Le chef bloquiste, Gilles Duceppe, a pris la parole le premier et s'est dit ouvert à discuter avec tous les partis pour faire fonctionner le Parlement minoritaire. Puis, il s'est adressé au premier ministre. «J'invite donc M. Harper à respecter la volonté des Québécois, en gouvernant avec ouverture et en faisant des compromis.» M. Harper avait laissé entendre en début de campagne qu'il interpréterait une seconde minorité comme un mandat plus fort lui permettant d'aller de l'avant avec ses réformes. Jack Layton aussi s'est dit «prêt à collaborer avec les autres partis». Au moment de mettre sous presse, M. Harper n'avait pas encore pris la parole.
Le Parti conservateur l'avait ainsi emporté ou était en avance dans 143 circonscriptions, avec 37 % du vote. Il s'agit d'une augmentation de 16 sièges, et à peine 12 de moins que ce qui est nécessaire pour obtenir une majorité. Le Parti libéral, lui, en avait 77 (en baisse de 18), et un appui de 27 %. Les appuis du NPD se sont maintenus à 18 %, se traduisant par 37 députés. Le Bloc québécois, que l'on disait mort début septembre au lancement de cette 40e élection, était en voie de réaliser une bonne performance, mais moins glorieuse que prévu, avec 50 sièges. Deux indépendants, Bill Casey en Nouvelle-Écosse et André Arthur à Québec, remportaient leur laissez-passer pour retourner à la Chambre des communes.
Les quatre chefs de parti ont été élus dans leur circonscription respective.
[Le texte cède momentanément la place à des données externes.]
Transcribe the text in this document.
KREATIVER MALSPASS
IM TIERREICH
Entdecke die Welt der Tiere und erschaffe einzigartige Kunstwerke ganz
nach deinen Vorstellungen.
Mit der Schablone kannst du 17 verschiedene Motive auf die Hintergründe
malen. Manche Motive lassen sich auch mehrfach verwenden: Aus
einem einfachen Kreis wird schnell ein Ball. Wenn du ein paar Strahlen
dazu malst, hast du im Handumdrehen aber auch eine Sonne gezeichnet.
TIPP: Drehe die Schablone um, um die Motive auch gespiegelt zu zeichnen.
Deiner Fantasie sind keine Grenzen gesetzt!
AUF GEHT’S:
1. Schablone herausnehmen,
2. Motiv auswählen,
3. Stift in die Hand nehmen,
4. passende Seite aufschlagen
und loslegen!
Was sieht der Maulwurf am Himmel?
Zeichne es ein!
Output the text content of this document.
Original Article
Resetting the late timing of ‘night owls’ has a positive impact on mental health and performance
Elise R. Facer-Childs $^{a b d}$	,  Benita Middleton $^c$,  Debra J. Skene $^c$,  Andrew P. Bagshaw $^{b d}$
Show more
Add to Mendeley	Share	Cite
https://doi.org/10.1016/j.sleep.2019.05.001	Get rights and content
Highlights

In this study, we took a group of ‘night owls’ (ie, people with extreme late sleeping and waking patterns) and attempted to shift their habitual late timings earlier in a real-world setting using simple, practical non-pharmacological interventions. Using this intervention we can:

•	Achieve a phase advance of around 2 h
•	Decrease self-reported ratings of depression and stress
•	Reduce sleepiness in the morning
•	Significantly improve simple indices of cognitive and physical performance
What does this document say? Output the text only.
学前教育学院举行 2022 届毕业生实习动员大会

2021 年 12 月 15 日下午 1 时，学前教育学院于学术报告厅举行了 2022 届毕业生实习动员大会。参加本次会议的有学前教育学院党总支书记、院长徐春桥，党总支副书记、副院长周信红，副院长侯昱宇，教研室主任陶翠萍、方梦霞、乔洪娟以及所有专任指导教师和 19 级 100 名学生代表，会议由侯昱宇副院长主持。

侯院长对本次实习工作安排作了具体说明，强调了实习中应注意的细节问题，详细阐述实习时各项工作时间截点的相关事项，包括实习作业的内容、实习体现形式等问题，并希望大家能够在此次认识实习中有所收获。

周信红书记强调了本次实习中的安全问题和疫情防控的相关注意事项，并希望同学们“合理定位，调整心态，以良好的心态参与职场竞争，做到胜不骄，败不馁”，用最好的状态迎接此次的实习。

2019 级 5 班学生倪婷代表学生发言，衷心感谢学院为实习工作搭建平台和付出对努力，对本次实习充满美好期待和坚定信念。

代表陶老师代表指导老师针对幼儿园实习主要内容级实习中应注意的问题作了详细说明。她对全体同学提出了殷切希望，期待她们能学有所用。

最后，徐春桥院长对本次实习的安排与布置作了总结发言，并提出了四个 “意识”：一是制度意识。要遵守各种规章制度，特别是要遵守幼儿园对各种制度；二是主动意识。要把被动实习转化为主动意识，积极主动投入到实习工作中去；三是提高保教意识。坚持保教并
Seule Elizabeth May, la leader du Parti vert, a dû s'incliner en Nouvelle-Écosse devant le ministre de la Défense et vedette locale, Peter MacKay.
Ainsi, au Québec, le Parti conservateur a maintenu son score à 25 % et a conservé 10 sièges, contredisant toutes les prédictions. Toutefois, tous les espoirs de gain, à Drummondville, Trois-Rivières ou encore Sherbrooke, se sont évanouis. Le Parti libéral a mieux réussi que prévu avec 22 % des suffrages et une possibilité de 16 sièges en vue, notamment un gain dans Haute-Gaspésie-La Mitis, avec Nancy Charest. Le PLC semblait aussi en voie de reconquérir Outremont et Ahuntsic.
Contre toute attente, la région du Saguenay n'a pas changé de visage. Le ministre du Développement régional, Jean-Pierre Blackburn, conservait facilement son siège, tout comme son voisin Denis Lebel. Le bloquiste Robert Bouchard est resté en poste à Chicoutimi-Le Fjord. «Quelle belle victoire! Je l'ai vraiment travaillée, travaillée, travaillée», a déclaré M. Blackburn. «Je suis content pour le premier ministre.»
Dans la région de Québec, le «mystère» de la capitale s'est poursuivi. La ministre Josée Verner a été réélue facilement, même si elle a été malmenée pour avoir mal défendu le milieu culturel lorsque son gouvernement a fait passer plusieurs programmes à la trappe. Ses collègues aussi ont résisté. Seul Luc Harvey, dans Louis-Hébert, a été renvoyé par les électeurs qui lui ont préféré le bloquiste Pascal-Pierre Paillé. La bloquiste Christiane Gagnon est restée en poste. «Nous avions choisi de travailler avec les électeurs», a déclaré Mme Verner, en faisant référence à l'absence des députés conservateurs sur les diverses tribunes pendant la campagne.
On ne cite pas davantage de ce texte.